Зная его крайне противоречивый характер ещё по совместной учёбе в училище, встретил я его с неспокойной душой. Григорий был однокурсником Жени Сергеева, то есть старше меня на три года. К тому же непродолжительный период Быков являлся старшиной нашей, 9-й курсантской роты. Потом командир роты Иван Фомич Селу-ков снял его с этой должности и назначил Игоря Судакова. Последний таковым и оставался до самого выпуска и пользовался глубочайшим уважением как у курсантов, так и у офицеров роты.

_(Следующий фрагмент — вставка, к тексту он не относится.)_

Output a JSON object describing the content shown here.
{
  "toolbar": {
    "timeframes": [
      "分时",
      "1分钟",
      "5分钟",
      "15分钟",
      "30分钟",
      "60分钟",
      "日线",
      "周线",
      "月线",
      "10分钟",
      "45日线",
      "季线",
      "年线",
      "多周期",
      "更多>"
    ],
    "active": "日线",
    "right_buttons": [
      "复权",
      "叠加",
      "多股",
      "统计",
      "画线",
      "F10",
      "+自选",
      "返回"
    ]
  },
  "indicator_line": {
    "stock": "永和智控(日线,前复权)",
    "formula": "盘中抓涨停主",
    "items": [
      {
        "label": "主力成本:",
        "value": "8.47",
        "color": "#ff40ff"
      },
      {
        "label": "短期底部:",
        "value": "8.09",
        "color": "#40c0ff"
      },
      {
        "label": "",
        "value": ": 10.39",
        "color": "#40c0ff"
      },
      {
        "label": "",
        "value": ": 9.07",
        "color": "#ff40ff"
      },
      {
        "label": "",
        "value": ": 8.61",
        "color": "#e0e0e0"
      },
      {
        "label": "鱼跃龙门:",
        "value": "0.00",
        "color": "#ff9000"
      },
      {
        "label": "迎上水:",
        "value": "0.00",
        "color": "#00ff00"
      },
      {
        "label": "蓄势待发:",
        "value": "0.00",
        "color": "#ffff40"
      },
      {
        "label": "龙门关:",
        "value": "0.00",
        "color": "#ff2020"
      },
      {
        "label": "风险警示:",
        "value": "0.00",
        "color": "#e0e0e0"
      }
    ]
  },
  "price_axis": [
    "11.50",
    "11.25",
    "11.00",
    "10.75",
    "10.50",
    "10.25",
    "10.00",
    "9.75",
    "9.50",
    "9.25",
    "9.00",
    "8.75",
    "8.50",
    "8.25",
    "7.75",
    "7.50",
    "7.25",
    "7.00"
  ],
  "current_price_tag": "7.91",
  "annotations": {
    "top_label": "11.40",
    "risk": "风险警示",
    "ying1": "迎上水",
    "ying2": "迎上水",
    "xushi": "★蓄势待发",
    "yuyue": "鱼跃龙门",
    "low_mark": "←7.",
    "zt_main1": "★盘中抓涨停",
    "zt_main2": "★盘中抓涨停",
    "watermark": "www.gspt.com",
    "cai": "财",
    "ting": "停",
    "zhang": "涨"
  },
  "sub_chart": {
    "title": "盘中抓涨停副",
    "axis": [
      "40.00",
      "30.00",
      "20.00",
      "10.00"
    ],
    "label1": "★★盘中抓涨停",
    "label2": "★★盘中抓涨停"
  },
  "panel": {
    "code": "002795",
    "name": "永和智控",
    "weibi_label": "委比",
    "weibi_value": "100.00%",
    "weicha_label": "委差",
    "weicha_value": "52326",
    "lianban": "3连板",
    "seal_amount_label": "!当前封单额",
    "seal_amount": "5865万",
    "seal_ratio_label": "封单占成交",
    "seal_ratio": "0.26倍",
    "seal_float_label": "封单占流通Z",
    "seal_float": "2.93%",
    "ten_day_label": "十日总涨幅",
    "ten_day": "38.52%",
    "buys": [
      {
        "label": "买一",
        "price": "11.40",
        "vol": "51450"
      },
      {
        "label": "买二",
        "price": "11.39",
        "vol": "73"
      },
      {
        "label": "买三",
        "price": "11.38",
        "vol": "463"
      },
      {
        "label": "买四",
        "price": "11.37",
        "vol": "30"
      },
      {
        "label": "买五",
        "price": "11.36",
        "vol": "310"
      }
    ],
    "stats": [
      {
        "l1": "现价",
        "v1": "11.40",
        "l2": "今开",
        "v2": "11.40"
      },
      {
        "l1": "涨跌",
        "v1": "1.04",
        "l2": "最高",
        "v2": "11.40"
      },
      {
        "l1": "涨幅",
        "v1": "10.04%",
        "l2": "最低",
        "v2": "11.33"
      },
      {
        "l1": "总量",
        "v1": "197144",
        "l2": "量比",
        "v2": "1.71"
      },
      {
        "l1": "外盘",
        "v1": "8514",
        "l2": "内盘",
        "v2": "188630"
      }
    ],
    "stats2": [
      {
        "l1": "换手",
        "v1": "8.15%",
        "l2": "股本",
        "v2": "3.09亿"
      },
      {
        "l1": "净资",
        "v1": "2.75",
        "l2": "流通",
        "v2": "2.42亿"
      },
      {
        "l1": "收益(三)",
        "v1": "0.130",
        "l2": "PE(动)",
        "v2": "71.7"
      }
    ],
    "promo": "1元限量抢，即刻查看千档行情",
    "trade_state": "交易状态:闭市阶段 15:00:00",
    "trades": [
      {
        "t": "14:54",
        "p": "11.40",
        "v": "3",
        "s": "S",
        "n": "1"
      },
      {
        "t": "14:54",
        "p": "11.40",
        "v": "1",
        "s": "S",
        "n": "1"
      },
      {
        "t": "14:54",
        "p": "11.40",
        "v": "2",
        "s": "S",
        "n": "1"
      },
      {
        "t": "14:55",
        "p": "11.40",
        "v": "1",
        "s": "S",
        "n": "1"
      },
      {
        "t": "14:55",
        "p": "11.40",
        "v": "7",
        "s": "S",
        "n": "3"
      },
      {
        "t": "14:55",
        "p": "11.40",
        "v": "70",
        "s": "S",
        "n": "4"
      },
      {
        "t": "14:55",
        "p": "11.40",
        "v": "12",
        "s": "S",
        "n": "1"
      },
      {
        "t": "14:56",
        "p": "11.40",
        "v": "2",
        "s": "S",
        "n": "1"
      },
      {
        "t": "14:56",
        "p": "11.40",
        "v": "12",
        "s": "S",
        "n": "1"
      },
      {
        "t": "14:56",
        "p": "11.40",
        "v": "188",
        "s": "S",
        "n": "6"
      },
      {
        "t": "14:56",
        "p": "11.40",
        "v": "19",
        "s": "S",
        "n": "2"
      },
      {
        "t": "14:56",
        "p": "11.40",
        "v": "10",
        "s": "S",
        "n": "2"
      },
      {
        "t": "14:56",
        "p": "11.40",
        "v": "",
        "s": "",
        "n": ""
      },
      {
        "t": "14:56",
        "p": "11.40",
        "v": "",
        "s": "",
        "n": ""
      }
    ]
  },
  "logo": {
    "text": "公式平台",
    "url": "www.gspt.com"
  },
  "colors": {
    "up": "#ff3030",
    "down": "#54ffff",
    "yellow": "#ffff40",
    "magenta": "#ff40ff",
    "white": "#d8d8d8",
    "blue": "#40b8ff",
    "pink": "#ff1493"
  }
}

Несмотря на жёсткий и категоричный инструктаж заступающих на пост караульных нового караула, смена постов прошла без замечаний, хотя ждать пришлось долго. Тогда Быков взялся лично принимать внутренний порядок помещения. Около трёх часов мои бойцы мыли стены, драили пол, а Григорий тем временем гнусоватым голосом рассказывал мне свою философию службы и отношения к солдатам, которая сводилась к одной мысли: солдат служит Родине два года, и офицер как её представитель может делать с подчинённым все, что заблагорассудится. Не имею права давать личностных характеристик кому бы то ни было, но подобного отношения к бойцу, который является ещё и сыном, и братом, а то и отцом, я не мог принять.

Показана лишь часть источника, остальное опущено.